Que penses-tu des domaines de recherches qui reçoivent le plus facilement des financements ? Sont-ils trop formatés ?
La question ne serait-elle pas : n’est-on pas en train de trop orienter la recherche ? Le citoyen en moi me dit que c’est normal d’orienter les financements. Le chercheur en moi me dit que c’est triste de toujours devoir batailler. Sans les appels à projets, on a juste notre salaire de garanti. On n’a pas de moyens pour travailler.

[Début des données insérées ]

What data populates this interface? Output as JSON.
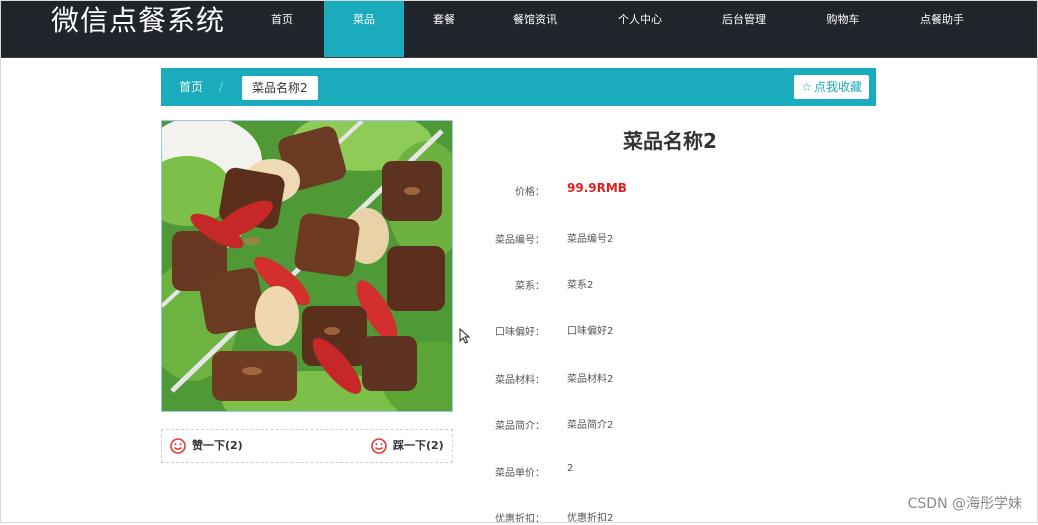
{
  "brand": "微信点餐系统",
  "nav": [
    {
      "label": "首页"
    },
    {
      "label": "菜品",
      "active": true
    },
    {
      "label": "套餐"
    },
    {
      "label": "餐馆资讯"
    },
    {
      "label": "个人中心"
    },
    {
      "label": "后台管理"
    },
    {
      "label": "购物车"
    },
    {
      "label": "点餐助手"
    }
  ],
  "breadcrumb": {
    "home": "首页",
    "separator": "/",
    "current": "菜品名称2",
    "favorite_label": "点我收藏",
    "favorite_icon": "star-outline-icon"
  },
  "detail": {
    "title": "菜品名称2",
    "fields": [
      {
        "label": "价格：",
        "value": "99.9RMB"
      },
      {
        "label": "菜品编号：",
        "value": "菜品编号2"
      },
      {
        "label": "菜系：",
        "value": "菜系2"
      },
      {
        "label": "口味偏好：",
        "value": "口味偏好2"
      },
      {
        "label": "菜品材料：",
        "value": "菜品材料2"
      },
      {
        "label": "菜品简介：",
        "value": "菜品简介2"
      },
      {
        "label": "菜品单价：",
        "value": "2"
      },
      {
        "label": "优惠折扣：",
        "value": "优惠折扣2"
      }
    ]
  },
  "votes": {
    "like_label": "赞一下(2)",
    "dislike_label": "踩一下(2)",
    "icon": "smiley-icon"
  },
  "colors": {
    "nav_bg": "#20252c",
    "accent": "#1aacbd",
    "price": "#e02020"
  },
  "watermark": "CSDN @海彤学妹"
}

Par exemple, si on avait dit à Einstein de ne pas travailler sur la physique quantique, un sujet alors complètement fondamental et pas appliqué, mais plus sur les sujets de son époque, on n’aurait pas aujourd’hui de panneaux solaires, pas de batteries dans nos voitures. Il faut un équilibre.
Le système de présélection des thèmes financés t’a-t-il influencé dans le choix de ta thèse ?
Indirectement oui. La condition pour faire cette thèse était d’avoir un financement, donc il fallait que les gens autour de moi l’ai, vu que j’ai choisi cette thèse plus pour les gens avec qui j’allais travailler que pour le sujet en lui-même.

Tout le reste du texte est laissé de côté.